With these additional features, it still can’t really tell the difference between the two groups.
BABIP by zone
I’m curious to see how the zone the pitch is in affects the BABIP.
d2 %>% group_by(zone) %>% summarize(ipo=sum(event %in% inplayouts), iph=sum(event %in% inplayhits), N=iph+ipo, BABIP=iph/(iph+ipo)) %>% filter(N>100) %>% arrange(BABIP)
## # A tibble: 14 x 5
## zone ipo iph N BABIP
## <dbl> <int> <int> <int> <dbl>
## 1 11 6024 2211 8235 0.268
## 2 12 5183 1984 7167 0.277
## 3 14 8367 3232 11599 0.279
## 4 1 4204 1627 5831 0.279
## 5 2 4878 1933 6811 0.284
## 6 13 7283 2935 10218 0.287
## 7 3 3716 1604 5320 0.302
## 8 9 6191 2711 8902 0.305
## 9 7 5537 2442 7979 0.306
## 10 NA 790 351 1141 0.308
## 11 4 7557 3386 10943 0.309
## 12 6 7558 3394 10952 0.310
## 13 5 9149 4231 13380 0.316
## 14 8 7230 3554 10784 0.330
zones <- data.frame(
zone = (c(rep(1:9, each=4), rep(11:14, each=6))),
x = c(1,2,2,1,2,3,3,2,3,4,4,3,1,2,2,1,2,3,3,2,3,4,4,3,1,2,2,1,2,3,3,2,3,4,4,3, 0,1,1,2.5,2.5,0, 2.5,4,4,5,5,2.5, 2.5,5,5,4,4,2.5, 0,2.5,2.5,1,1,0),
y = c(3,3,4,4,3,3,4,4,3,3,4,4,2,2,3,3,2,2,3,3,2,2,3,3,1,1,2,2,1,1,2,2,1,1,2,2, 2.5,2.5,4,4,5,5, 4,4,2.5,2.5,5,5, 0,0,2.5,2.5,1,1, 0,0,1,1,2.5,2.5)
)
zones$bs <- ifelse(as.numeric(zones$zone) <=9, "S","B")

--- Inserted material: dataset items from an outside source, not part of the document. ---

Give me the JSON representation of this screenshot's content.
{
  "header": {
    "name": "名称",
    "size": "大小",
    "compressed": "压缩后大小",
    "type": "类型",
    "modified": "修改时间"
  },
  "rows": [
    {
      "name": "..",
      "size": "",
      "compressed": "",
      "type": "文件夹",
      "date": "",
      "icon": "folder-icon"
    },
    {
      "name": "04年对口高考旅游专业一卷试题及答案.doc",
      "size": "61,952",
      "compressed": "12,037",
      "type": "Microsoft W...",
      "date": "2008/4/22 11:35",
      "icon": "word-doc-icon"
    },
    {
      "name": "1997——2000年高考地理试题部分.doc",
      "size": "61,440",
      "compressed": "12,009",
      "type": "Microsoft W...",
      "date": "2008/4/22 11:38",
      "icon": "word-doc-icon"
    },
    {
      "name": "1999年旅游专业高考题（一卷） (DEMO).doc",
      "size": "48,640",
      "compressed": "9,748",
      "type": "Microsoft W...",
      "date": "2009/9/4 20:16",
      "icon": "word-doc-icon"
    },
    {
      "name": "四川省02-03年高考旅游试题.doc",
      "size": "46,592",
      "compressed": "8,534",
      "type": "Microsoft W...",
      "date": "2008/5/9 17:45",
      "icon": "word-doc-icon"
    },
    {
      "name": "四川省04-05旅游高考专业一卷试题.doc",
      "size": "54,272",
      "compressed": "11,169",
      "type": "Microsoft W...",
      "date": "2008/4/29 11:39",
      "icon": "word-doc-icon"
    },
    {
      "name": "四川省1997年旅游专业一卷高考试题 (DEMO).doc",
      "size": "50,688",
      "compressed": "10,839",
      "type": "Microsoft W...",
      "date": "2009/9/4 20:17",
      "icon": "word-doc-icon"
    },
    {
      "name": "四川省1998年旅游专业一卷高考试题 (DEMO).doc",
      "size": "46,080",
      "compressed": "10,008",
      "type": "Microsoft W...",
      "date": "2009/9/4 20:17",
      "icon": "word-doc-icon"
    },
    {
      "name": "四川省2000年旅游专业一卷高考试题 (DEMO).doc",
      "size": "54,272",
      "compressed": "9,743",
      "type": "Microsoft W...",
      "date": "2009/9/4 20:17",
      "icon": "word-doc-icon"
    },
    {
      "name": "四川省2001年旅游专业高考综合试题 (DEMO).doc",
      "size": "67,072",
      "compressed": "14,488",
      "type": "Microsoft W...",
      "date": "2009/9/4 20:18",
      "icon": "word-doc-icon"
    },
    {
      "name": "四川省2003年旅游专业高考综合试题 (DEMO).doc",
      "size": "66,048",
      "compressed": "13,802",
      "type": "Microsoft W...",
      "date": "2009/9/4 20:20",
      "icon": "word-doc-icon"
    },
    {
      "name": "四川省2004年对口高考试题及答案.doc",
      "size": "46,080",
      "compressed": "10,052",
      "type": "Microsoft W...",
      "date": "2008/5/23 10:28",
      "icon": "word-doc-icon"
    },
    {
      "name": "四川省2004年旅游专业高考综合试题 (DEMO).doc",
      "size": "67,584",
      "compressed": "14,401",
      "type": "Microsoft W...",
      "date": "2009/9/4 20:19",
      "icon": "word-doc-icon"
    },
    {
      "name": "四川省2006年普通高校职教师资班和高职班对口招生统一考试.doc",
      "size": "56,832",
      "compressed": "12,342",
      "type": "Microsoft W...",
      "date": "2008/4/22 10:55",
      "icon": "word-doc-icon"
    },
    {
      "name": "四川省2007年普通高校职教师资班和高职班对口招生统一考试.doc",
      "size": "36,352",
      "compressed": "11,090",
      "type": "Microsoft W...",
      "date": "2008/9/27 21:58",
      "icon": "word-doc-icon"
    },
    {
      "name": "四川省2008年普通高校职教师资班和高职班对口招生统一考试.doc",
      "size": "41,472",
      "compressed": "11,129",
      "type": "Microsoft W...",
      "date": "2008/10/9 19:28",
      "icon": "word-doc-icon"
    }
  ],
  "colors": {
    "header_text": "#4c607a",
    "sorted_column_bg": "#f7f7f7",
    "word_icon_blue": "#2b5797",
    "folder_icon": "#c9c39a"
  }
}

babipzonesdf <- d2 %>% group_by(zone) %>% summarize(ipo=sum(event %in% inplayouts), iph=sum(event %in% inplayhits), N=iph+ipo, BABIP=iph/(iph+ipo)) %>% filter(N>100) %>% arrange(BABIP) %>% inner_join(zones, by="zone")
ggplot(babipzonesdf) + geom_polygon(aes(x=x,y=y,fill=BABIP, group=zone), alpha=.8) + scale_fill_gradientn(colours=c('blue','white','red'))

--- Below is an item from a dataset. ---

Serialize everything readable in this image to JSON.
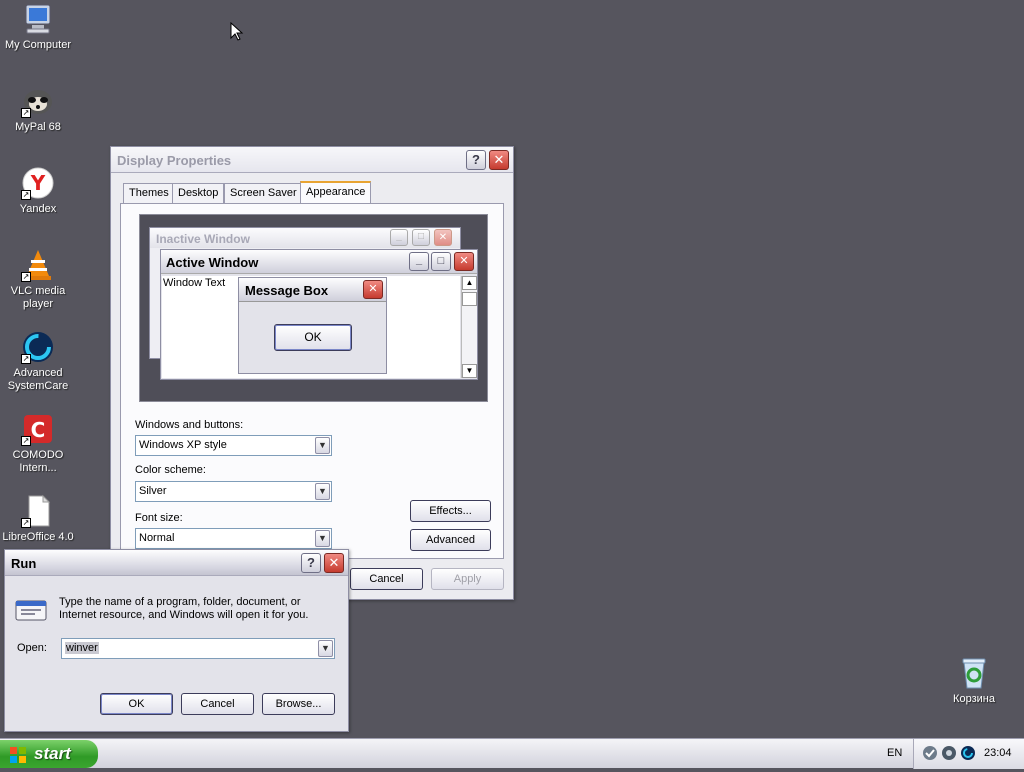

Here we can get something. The BABIP is highest in the lower two thirds of the strike zone, and lowest outside the strike zone. This isn’t too surprising since it’s hard to get contact on pitches outside the zone. But at the same time, this would mean that pitchers can control their BABIP by pitching to specific zones.
BABIP by nasty
Looks like nastiness is not a good predictor of BABIP by itself.
dip %>% {ggplot(data=., mapping=aes(x=nasty, group=iph, fill=iph)) + geom_histogram(alpha=.6)}
## `stat_bin()` using `bins = 30`. Pick better value with `binwidth`.
## Warning: Removed 1141 rows containing non-finite values (stat_bin).
Conclusion
From some basic data exploration here, I’ve become more convinced in the assumption behind FIP/DIPS: that pitchers can’t control the proportion of balls in play that become hits. This means that saying that some pitchers are able to induce weak contact is not really a thing. I could do some exploration on this. The only thing useful I found was that BABIP is lower outside of the strike zone, which makes sense.